Mr Myles Ongoh, Assistant Director, Livelihood Empowerment Against Poverty (LEAP) programme has said internal auditing is a game-changer to strengthening the social accountability processes to safeguard the public purse.
He said internal audit value addition imbued with capacity skills building sharpens the alertness of officials to sniff malfeasance several kilometres away.
Mr Ongoh disclosed these in a workshop to boost the skills of officials of LEAP Management Secretariat, staff of the Ministry of Gender, Children and Social Protection and officials of the Department of Social Welfare on internal auditing practices in Ho.
The workshop is therefore a pre-emptive measure to build the capacity of its staff to be one-step ahead audit adversaries and malfeasance.
He said the nuances of understanding audit was crucial in safeguarding financial releases saying if benchmarks are unavailable to track or serve as a checklist, many malfeasance was likely to be perpetuated to defeat the import of the programme.
The Assistant Director said social accountability is critical to ensuring that staff work in accordance with the law.
Mr Ongoh said some 334,000 households translating into 1.4 million individuals are benefitting from the programme, who receive a monthly stipend for their upkeep.
He said LEAP is grateful to be collaborating with the Internal Audit Agency establishment to sharpen the skills of its workers adding ''monies entrusted to our care would be judiciously expended for the purpose.''
Mr Samuel Gyekye-Mensah, Acting Director, Technical Planning, Monitoring and Evaluation of the Internal Audit Agency (IAA) said his outfit is mandated by the Internal Audit ACT (658) of 2003 to support public sector institutions to build capacity to ensure effective internal audit practice and coordinating quality assurance for audit practice.
He said this it does through institutional support for effective systems for risk management in compliance with section 7.2 of the Public Financial Management ACT (921).
Mr Lateef Mamudu, Internal Auditor of the LEAP said the Programme provides cash and health insurance to extremely poor households across the country to alleviate short-term poverty and encourage long-term human capital development.
He said the training would engender basic understanding of tools needed to fast-track competence in enterprise risk management and make outcomes of audit systems pass the test of time.
Topics to be discussed for the five-day training include enterprise risk management, public financial management, soft skills negotiation, and internal audit value addition and action plan preparation.

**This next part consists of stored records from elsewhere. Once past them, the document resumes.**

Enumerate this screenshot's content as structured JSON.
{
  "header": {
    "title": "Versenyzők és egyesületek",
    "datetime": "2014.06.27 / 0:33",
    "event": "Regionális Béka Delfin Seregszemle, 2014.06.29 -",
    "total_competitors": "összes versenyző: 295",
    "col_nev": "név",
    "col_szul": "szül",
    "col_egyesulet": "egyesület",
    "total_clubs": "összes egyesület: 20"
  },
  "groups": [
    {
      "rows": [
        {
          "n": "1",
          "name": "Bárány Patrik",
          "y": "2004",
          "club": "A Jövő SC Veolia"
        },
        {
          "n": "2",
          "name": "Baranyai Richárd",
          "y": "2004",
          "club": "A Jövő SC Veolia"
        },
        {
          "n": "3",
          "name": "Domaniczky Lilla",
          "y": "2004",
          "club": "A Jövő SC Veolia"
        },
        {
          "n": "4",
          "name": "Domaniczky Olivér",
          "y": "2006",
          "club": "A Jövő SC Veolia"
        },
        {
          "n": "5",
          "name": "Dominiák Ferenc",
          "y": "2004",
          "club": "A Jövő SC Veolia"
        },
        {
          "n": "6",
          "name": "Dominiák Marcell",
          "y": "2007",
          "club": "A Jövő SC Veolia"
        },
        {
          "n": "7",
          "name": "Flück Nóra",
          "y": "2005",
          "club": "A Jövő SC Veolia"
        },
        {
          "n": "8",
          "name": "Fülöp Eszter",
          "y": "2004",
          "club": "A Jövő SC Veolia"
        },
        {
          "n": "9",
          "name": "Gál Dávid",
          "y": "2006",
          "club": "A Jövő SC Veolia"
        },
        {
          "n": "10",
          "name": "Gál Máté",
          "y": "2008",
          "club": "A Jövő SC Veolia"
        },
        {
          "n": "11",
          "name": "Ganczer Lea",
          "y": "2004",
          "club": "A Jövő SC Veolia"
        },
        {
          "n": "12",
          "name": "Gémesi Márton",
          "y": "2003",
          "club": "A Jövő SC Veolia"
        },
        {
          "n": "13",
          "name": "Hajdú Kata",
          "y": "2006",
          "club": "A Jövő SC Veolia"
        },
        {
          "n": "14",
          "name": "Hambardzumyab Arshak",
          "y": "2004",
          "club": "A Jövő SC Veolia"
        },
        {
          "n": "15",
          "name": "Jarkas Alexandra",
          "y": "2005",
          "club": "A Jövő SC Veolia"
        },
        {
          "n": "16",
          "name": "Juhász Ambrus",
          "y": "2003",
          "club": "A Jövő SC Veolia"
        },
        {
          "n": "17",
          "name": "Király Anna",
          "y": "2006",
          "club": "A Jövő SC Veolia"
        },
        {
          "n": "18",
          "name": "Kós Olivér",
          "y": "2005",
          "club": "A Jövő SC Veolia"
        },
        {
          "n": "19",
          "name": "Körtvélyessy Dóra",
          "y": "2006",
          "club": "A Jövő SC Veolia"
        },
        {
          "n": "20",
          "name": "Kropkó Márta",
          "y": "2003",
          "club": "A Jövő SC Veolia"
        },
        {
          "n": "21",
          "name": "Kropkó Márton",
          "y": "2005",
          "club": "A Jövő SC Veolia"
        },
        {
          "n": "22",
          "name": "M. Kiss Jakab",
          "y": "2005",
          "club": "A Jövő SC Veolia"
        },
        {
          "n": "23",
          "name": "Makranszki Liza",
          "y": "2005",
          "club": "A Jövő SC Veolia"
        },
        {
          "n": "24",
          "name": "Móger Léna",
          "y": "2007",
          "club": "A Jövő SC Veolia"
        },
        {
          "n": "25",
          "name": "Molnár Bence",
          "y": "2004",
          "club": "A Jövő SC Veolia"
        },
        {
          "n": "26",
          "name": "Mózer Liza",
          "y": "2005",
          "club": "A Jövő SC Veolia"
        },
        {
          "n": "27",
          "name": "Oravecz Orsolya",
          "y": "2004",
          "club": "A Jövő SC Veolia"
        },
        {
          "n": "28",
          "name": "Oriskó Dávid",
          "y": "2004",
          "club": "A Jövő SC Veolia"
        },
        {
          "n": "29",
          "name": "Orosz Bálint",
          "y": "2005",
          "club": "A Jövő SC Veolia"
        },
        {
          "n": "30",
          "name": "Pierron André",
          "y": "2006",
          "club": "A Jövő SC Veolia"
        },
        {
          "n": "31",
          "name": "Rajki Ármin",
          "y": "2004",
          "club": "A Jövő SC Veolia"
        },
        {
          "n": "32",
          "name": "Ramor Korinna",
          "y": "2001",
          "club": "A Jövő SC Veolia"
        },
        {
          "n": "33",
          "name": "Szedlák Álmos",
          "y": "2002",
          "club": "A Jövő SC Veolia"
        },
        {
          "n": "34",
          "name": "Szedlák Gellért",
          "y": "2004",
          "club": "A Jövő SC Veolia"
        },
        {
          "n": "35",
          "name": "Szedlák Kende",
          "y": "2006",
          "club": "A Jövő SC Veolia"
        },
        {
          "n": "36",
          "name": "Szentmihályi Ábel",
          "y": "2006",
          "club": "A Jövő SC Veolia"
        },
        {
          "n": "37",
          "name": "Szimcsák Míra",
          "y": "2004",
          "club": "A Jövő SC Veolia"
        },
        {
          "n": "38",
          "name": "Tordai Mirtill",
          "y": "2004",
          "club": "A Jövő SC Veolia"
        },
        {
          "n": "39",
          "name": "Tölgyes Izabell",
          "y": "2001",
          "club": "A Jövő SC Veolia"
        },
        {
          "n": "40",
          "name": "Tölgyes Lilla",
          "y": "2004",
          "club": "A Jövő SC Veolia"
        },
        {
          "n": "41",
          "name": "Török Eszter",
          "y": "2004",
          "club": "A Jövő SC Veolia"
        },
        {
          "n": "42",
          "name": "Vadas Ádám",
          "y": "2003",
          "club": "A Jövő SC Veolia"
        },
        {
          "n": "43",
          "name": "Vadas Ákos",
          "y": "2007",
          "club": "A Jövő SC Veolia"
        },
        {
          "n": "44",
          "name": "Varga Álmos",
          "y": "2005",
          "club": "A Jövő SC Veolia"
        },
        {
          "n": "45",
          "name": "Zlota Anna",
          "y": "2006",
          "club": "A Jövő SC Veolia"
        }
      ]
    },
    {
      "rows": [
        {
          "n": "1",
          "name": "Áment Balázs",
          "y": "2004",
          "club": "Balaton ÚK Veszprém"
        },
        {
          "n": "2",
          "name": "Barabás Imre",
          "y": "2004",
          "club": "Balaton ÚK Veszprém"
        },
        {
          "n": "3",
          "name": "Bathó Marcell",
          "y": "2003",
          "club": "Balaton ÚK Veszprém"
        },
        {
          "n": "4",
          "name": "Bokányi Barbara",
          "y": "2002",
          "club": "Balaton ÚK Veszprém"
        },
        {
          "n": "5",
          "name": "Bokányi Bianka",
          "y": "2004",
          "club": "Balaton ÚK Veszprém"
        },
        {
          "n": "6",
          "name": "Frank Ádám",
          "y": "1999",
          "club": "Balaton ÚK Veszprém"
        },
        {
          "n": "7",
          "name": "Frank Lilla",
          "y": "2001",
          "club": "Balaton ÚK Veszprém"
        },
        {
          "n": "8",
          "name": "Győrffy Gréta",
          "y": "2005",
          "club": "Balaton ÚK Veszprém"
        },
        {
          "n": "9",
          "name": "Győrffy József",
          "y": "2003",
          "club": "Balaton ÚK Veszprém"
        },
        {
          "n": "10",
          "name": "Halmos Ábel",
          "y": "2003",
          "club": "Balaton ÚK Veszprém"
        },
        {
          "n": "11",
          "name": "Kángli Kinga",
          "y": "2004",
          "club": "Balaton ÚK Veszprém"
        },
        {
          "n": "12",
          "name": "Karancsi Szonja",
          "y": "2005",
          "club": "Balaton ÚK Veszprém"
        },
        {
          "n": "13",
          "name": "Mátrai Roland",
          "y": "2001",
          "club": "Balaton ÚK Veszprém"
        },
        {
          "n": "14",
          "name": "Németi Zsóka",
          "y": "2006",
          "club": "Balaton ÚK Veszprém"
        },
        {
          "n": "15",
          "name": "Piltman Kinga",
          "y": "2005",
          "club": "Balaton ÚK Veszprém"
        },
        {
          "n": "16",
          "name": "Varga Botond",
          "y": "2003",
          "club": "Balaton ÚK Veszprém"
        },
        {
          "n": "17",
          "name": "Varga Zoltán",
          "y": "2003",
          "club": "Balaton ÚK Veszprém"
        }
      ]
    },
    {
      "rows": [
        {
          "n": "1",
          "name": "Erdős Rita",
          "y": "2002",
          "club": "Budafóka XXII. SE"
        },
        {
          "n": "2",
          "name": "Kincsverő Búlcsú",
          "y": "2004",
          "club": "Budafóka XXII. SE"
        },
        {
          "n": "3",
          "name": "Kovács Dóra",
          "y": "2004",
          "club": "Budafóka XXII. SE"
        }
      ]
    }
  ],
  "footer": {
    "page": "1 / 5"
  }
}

LEAP is a form of social protection that involves a non-contributory direct cash transfer to a beneficiary that seeks to reduce poverty by smoothening consumption and promoting access to services and opportunities among extremely poor and vulnerable households in the country.
Its objective is to increase access to health, improve basic school enrolment, attendance and retention and facilitate access to complimentary services.
LEAP takes care of orphans and vulnerable children, the elderly without support, persons with disabilities without productive capacity and extremely poor pregnant women and lactating mothers with children under one year.